Comment 2 Morten Welinder 2006-10-03 13:36:37 UTC
Argh.  That code sure looks like it needs some tender loving care.
Comment 3 Andreas J. Guelzow 2006-10-03 15:32:09 UTC
PLease note that there is important to be able to include commas inside apostrophes so that these commas are not considered field separators. Similarly a newline should be able to be included inside a quoted string.
Comment 4 Morten Welinder 2006-10-03 15:39:23 UTC
Andreas: right.  But the current code does really crazy thing while
tokenizing.  When it sees

    foo","bar",

it makes the tokens

    f o o "," ...

i.e., it thinks that the quote after foo starts a string.  I'm pretty certain
that if an item did not start with a quote, we should not consider quotes
special.

And don't get me started on the way it deals with double quotes!
Comment 5 Andreas J. Guelzow 2006-10-03 17:34:02 UTC
Morten:
I am not defending the original code but I believe to recall a discussion that
foo","bar
was supposed to be equivalent to
"foo,bar"
Personally I don't see the point in that, but the
foo","bar
is either nonsense or interpretable as
"foo,bar"
of course
"foo""bar"
in that case looks like
"foobar"
when it probably should contain a literal ".
Comment 6 Morten Welinder 2006-10-03 18:39:08 UTC
The closest thing to a normative reference for csv I can find is...

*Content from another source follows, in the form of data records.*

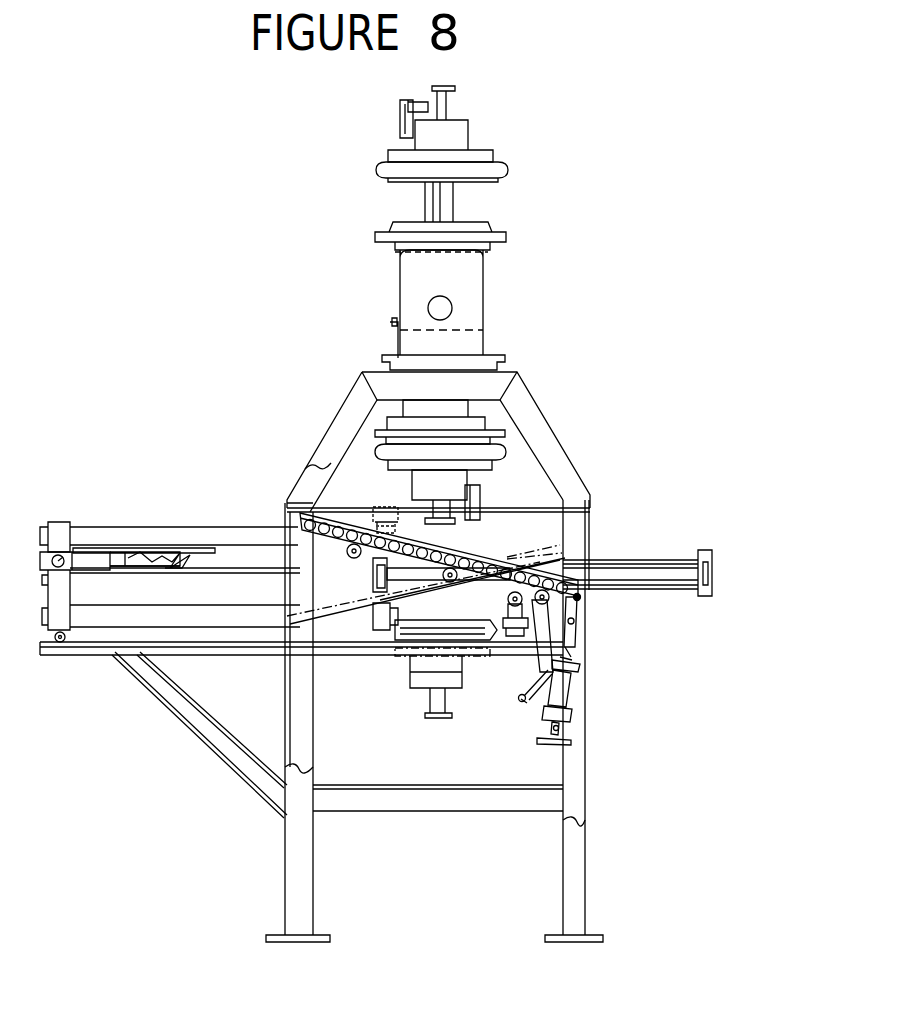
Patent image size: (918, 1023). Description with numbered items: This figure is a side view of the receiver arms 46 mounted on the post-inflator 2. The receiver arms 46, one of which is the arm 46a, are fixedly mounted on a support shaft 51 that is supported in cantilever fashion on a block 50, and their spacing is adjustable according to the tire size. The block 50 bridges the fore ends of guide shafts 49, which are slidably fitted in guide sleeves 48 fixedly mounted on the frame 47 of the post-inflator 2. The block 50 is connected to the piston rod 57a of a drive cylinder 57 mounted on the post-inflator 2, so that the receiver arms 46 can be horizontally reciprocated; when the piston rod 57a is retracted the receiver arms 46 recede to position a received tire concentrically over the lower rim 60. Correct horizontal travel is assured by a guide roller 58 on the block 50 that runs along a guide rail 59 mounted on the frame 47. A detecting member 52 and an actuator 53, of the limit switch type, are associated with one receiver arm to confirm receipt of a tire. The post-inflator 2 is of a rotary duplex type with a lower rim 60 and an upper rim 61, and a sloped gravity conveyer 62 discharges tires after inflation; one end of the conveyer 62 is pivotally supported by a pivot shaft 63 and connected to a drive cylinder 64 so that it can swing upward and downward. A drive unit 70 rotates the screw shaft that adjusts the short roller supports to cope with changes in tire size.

The post-inflator 2 is at (523, 316).
The receiver arms 46 is at (97, 542).
The arm 46a is at (138, 548).
The frame 47 is at (338, 417).
The guide sleeves 48 is at (378, 507).
The guide shafts 49 is at (220, 527).
The block 50 is at (70, 601).
The support shaft 51 is at (58, 522).
The detecting member 52 is at (118, 566).
The actuator 53 is at (172, 550).
The drive cylinder 57 is at (412, 640).
The piston rod 57a is at (258, 568).
The guide roller 58 is at (60, 645).
The guide rail 59 is at (258, 655).
The lower rim 60 is at (500, 175).
The upper rim 61 is at (490, 240).
The gravity conveyer 62 is at (518, 552).
The pivot shaft 63 is at (515, 636).
The drive cylinder 64 is at (565, 698).
The drive unit 70 is at (529, 714).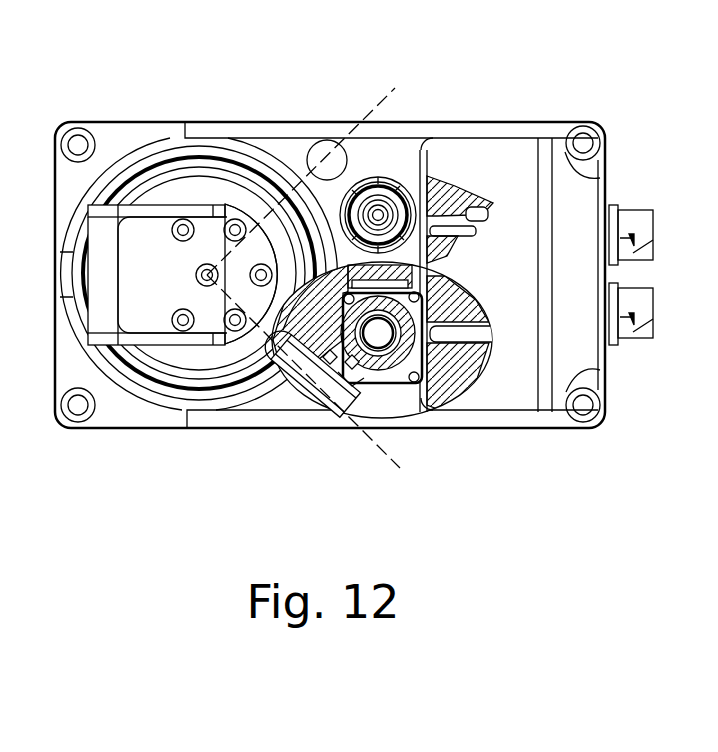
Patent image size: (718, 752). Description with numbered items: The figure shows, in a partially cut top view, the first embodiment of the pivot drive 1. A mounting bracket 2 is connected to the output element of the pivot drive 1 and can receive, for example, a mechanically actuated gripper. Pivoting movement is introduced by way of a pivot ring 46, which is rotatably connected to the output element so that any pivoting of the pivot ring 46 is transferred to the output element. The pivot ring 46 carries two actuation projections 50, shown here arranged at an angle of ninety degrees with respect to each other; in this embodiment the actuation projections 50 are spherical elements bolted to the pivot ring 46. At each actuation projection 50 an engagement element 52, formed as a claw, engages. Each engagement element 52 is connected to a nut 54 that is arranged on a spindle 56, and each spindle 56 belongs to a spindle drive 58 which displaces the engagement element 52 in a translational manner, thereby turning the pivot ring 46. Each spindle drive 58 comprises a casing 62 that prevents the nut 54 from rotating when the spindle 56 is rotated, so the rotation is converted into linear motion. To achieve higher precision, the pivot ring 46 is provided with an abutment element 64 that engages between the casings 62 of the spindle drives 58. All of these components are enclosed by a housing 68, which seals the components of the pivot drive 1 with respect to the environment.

The pivot drive 1 is at (240, 464).
The mounting bracket 2 is at (168, 340).
The pivot ring 46 is at (247, 153).
The actuation projections 50 is at (309, 152).
The engagement element 52 is at (355, 398).
The nut 54 is at (378, 382).
The spindle 56 is at (467, 297).
The spindle drive 58 is at (367, 181).
The casing 62 is at (425, 333).
The abutment element 64 is at (443, 273).
The housing 68 is at (587, 355).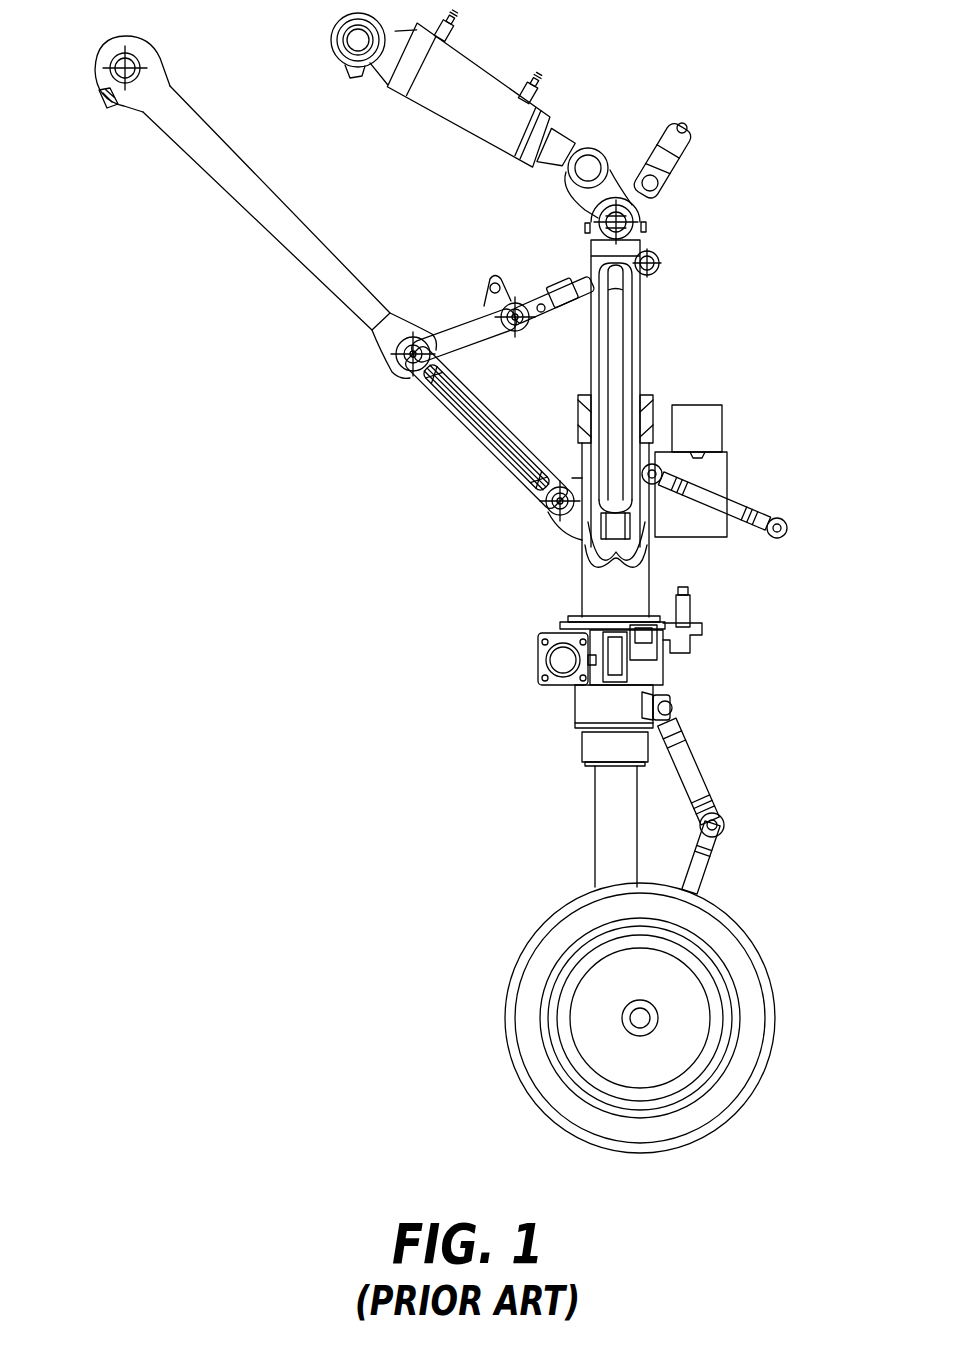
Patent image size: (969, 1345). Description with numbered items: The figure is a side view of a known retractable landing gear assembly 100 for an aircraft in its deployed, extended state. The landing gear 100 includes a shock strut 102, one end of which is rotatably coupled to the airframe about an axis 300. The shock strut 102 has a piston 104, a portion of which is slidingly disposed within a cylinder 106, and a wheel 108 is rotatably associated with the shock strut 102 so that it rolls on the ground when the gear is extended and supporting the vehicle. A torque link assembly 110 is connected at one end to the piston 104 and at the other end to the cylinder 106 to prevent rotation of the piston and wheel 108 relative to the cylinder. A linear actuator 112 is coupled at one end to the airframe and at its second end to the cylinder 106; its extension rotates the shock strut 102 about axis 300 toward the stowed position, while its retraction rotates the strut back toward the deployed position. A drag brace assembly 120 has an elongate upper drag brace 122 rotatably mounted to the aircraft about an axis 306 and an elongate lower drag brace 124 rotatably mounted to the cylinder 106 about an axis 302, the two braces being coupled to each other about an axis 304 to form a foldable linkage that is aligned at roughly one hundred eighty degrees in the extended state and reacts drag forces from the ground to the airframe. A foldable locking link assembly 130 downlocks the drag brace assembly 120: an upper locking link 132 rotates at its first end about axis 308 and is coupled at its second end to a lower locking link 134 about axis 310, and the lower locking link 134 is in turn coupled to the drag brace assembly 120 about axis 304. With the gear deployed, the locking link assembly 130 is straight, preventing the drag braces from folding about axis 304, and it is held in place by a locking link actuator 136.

The retractable landing gear assembly 100 is at (738, 51).
The shock strut 102 is at (554, 747).
The piston 104 is at (600, 832).
The cylinder 106 is at (580, 597).
The wheel 108 is at (755, 952).
The torque link assembly 110 is at (718, 791).
The linear actuator 112 is at (472, 80).
The drag brace assembly 120 is at (300, 306).
The upper drag brace 122 is at (268, 225).
The lower drag brace 124 is at (485, 437).
The locking link assembly 130 is at (481, 272).
The upper locking link 132 is at (558, 275).
The lower locking link 134 is at (447, 335).
The locking link actuator 136 is at (670, 158).
The axis 300 is at (633, 228).
The axis 302 is at (553, 518).
The axis 304 is at (407, 367).
The axis 306 is at (117, 42).
The axis 308 is at (652, 274).
The axis 310 is at (512, 335).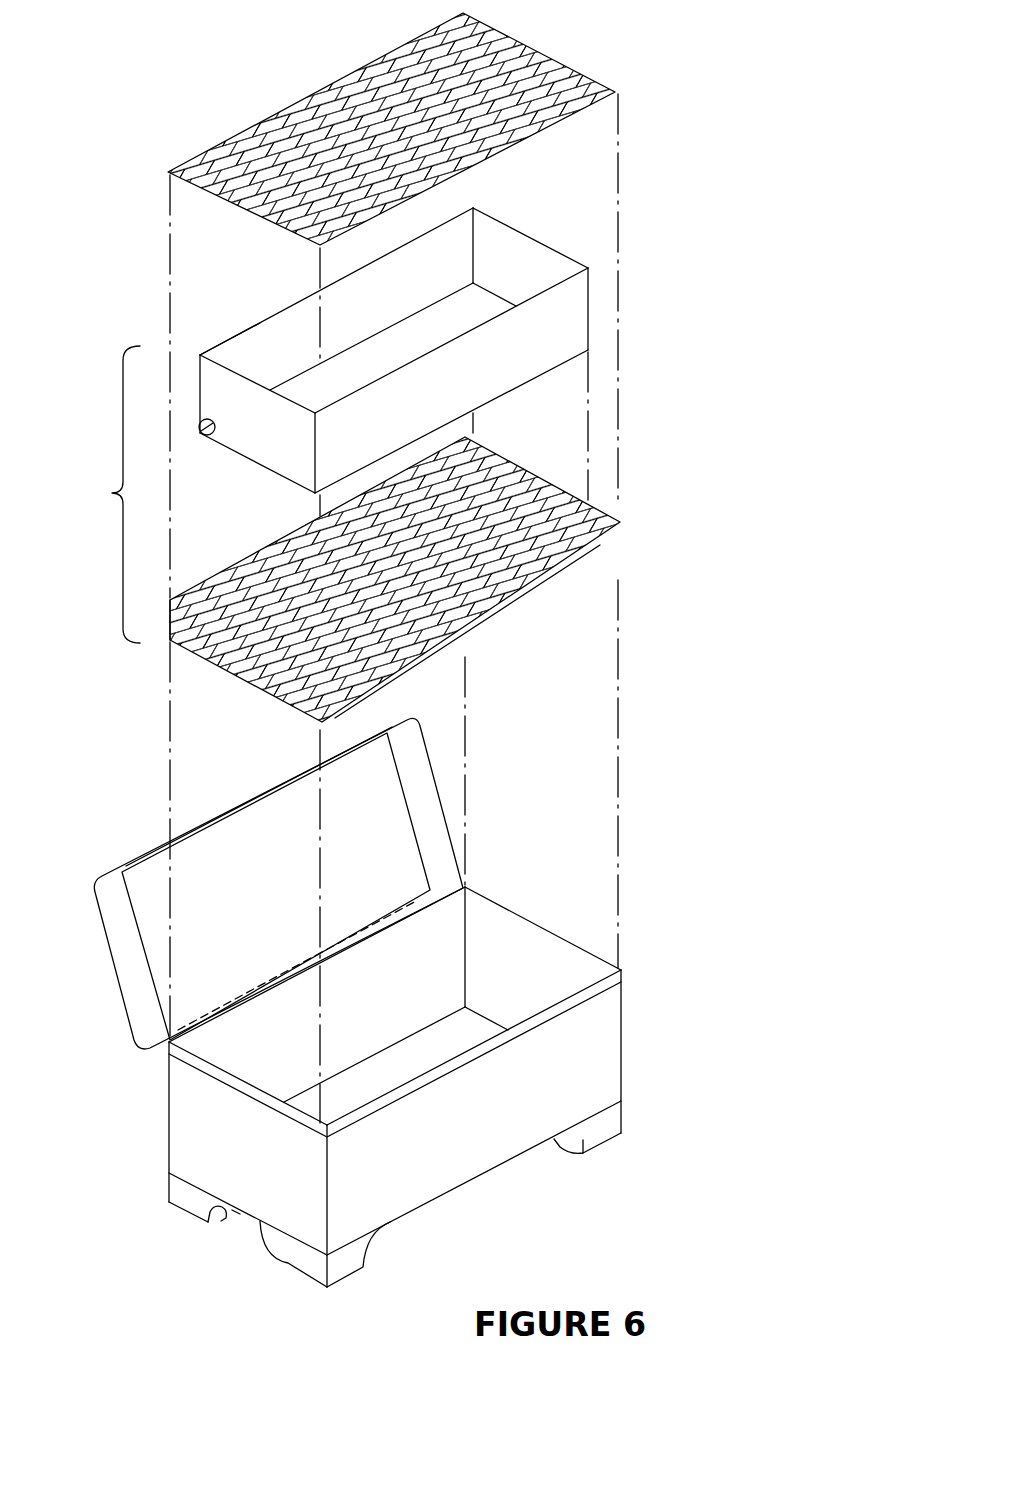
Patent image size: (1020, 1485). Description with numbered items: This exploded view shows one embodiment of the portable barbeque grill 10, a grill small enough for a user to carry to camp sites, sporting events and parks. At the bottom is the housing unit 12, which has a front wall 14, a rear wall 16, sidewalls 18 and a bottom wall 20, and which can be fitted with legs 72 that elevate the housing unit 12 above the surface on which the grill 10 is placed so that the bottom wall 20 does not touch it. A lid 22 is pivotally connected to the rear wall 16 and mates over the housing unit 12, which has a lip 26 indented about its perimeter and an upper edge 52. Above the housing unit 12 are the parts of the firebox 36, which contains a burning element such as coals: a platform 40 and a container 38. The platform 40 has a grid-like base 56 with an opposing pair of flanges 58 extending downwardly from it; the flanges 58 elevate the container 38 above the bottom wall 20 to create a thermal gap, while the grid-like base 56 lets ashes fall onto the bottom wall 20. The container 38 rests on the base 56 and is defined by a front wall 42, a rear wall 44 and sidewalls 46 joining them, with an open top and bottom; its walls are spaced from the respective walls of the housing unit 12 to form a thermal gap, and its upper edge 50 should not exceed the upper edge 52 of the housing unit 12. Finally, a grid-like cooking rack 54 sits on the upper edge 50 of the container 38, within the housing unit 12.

The portable barbeque grill 10 is at (642, 52).
The cooking rack 54 is at (236, 141).
The container 38 is at (568, 225).
The rear wall 44 is at (360, 312).
The sidewalls 46 is at (496, 279).
The front wall 42 is at (448, 386).
The upper edge 50 is at (253, 325).
The firebox 36 is at (108, 494).
The platform 40 is at (610, 483).
The base 56 is at (257, 647).
The flanges 58 is at (188, 630).
The lid 22 is at (118, 962).
The housing unit 12 is at (126, 1143).
The upper edge 52 is at (214, 1063).
The lip 26 is at (258, 1095).
The front wall 14 is at (493, 1112).
The sidewalls 18 is at (508, 981).
The rear wall 16 is at (400, 981).
The bottom wall 20 is at (392, 1078).
The legs 72 is at (601, 1130).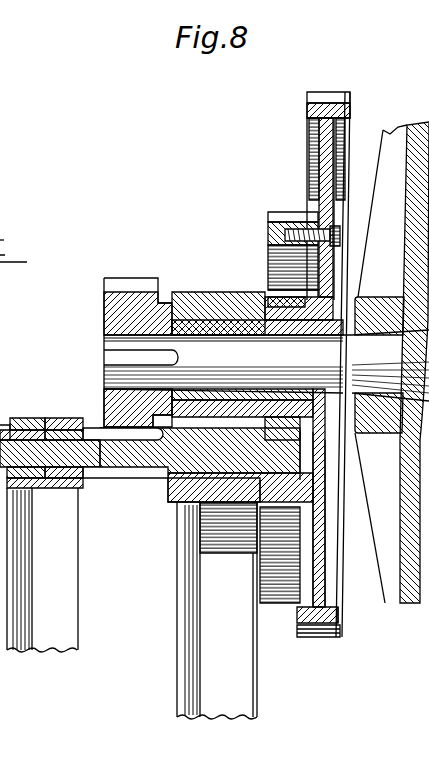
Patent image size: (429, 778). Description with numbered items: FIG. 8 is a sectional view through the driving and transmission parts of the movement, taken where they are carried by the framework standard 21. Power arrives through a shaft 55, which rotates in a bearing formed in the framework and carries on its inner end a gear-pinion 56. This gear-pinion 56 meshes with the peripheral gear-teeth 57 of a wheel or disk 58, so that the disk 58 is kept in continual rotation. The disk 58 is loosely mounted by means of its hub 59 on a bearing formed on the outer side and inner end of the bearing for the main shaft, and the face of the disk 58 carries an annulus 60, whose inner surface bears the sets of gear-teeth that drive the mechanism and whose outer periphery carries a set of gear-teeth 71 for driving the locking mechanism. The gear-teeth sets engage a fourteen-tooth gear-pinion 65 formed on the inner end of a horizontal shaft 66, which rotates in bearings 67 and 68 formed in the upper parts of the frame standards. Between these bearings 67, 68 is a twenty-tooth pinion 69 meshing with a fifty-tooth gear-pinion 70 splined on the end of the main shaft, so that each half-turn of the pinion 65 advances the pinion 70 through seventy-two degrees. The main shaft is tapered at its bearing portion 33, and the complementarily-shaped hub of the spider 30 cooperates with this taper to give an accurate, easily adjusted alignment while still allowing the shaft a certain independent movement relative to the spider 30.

The standard 21 is at (238, 610).
The spider 30 is at (382, 364).
The bearing portion 33 is at (266, 365).
The shaft 55 is at (29, 261).
The gear-pinion 56 is at (14, 222).
The peripheral gear-teeth 57 is at (310, 630).
The disk 58 is at (325, 582).
The hub 59 is at (345, 298).
The annulus 60 is at (266, 233).
The gear-pinion 65 is at (313, 473).
The horizontal shaft 66 is at (170, 510).
The bearing 67 is at (170, 482).
The bearing 68 is at (47, 417).
The pinion 69 is at (110, 473).
The gear-pinion 70 is at (141, 278).
The gear-teeth 71 is at (280, 213).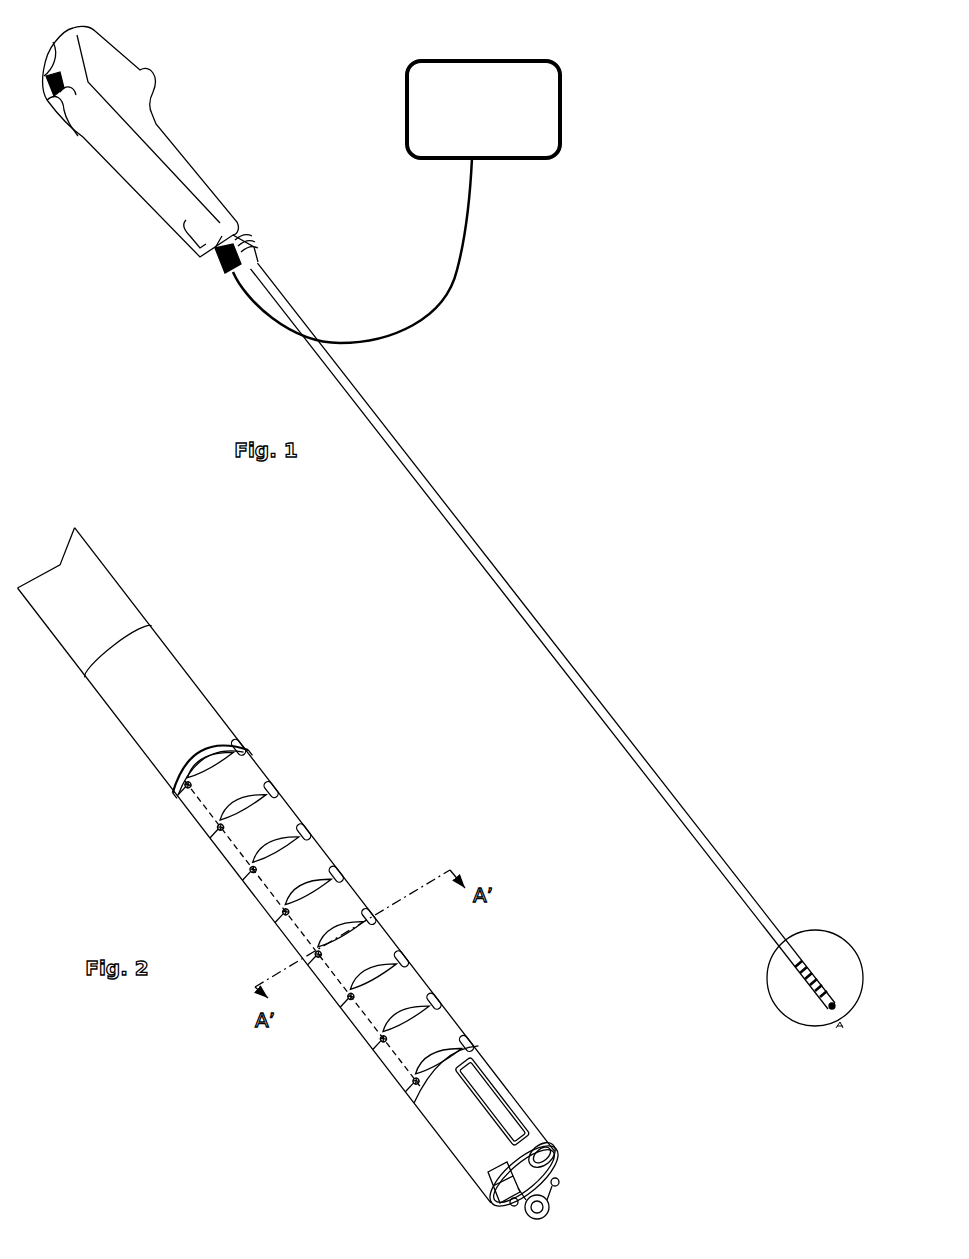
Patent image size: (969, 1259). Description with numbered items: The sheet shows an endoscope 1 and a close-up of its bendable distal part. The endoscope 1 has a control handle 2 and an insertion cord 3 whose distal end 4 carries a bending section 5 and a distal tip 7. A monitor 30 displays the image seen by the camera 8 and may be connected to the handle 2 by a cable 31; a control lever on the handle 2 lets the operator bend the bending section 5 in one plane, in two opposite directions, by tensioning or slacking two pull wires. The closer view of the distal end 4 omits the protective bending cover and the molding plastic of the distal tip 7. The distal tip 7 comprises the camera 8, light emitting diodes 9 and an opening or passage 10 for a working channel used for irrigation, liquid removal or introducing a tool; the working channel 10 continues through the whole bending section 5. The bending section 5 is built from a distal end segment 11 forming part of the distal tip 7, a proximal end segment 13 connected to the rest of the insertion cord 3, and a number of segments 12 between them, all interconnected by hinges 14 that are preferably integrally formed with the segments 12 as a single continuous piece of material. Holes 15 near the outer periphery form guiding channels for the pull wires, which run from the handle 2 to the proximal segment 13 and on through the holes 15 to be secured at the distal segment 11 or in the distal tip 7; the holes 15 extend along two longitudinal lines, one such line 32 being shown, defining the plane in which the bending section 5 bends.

    http://www.creativyst.com/Doc/Articles/CSV/CSV01.htm

It seems to say, that if you wanted the seven character item foo,bar then
you must enclose the whole thing in quotes.  If you use foo","bar then you
get a nine character item with internal quotes.
Comment 7 jjvenkit 2006-10-17 20:45:11 UTC
perhaps this is related to bug #161403.

...

i run in this locale:
$ locale
LANG=fr_CA.UTF-8
LANGUAGE=fr_CA.UTF-8
LC_CTYPE="fr_CA.UTF-8"
LC_NUMERIC="fr_CA.UTF-8"
LC_TIME="fr_CA.UTF-8"
LC_COLLATE="fr_CA.UTF-8"
LC_MONETARY="fr_CA.UTF-8"
LC_MESSAGES="fr_CA.UTF-8"
LC_PAPER="fr_CA.UTF-8"
LC_NAME="fr_CA.UTF-8"
LC_ADDRESS="fr_CA.UTF-8"
LC_TELEPHONE="fr_CA.UTF-8"
LC_MEASUREMENT="fr_CA.UTF-8"
LC_IDENTIFICATION="fr_CA.UTF-8"
LC_ALL=

saving a CSV file from the fr_CA locale uses commas and the separator and thus i cannot open the CSV file i just created.  further, if i open a CSV file from someone who was running in english (en_CA for example) gnumeric doesn't parse the data properly.
Comment 8 Morten Welinder 2006-10-18 01:27:04 UTC
No, that's a different problem.  (Namely that "csv" is not a well defined
standard.)

This problem is that we don't react the right way when seeing a clearly
bogus file such as http://merlin.ugent.be/gamv_ver.csv
Comment 9 Morten Welinder 2006-10-18 16:01:35 UTC
Fixed in the development version. The fix will be available in the next major release. Thank you for your bug report.

In the example from above, there will be a cell containing Covariance"
including the terminating quote.

This also fixes the problem that space-trimming (as selected from the format
page in the gui) removed spaces inside quotes.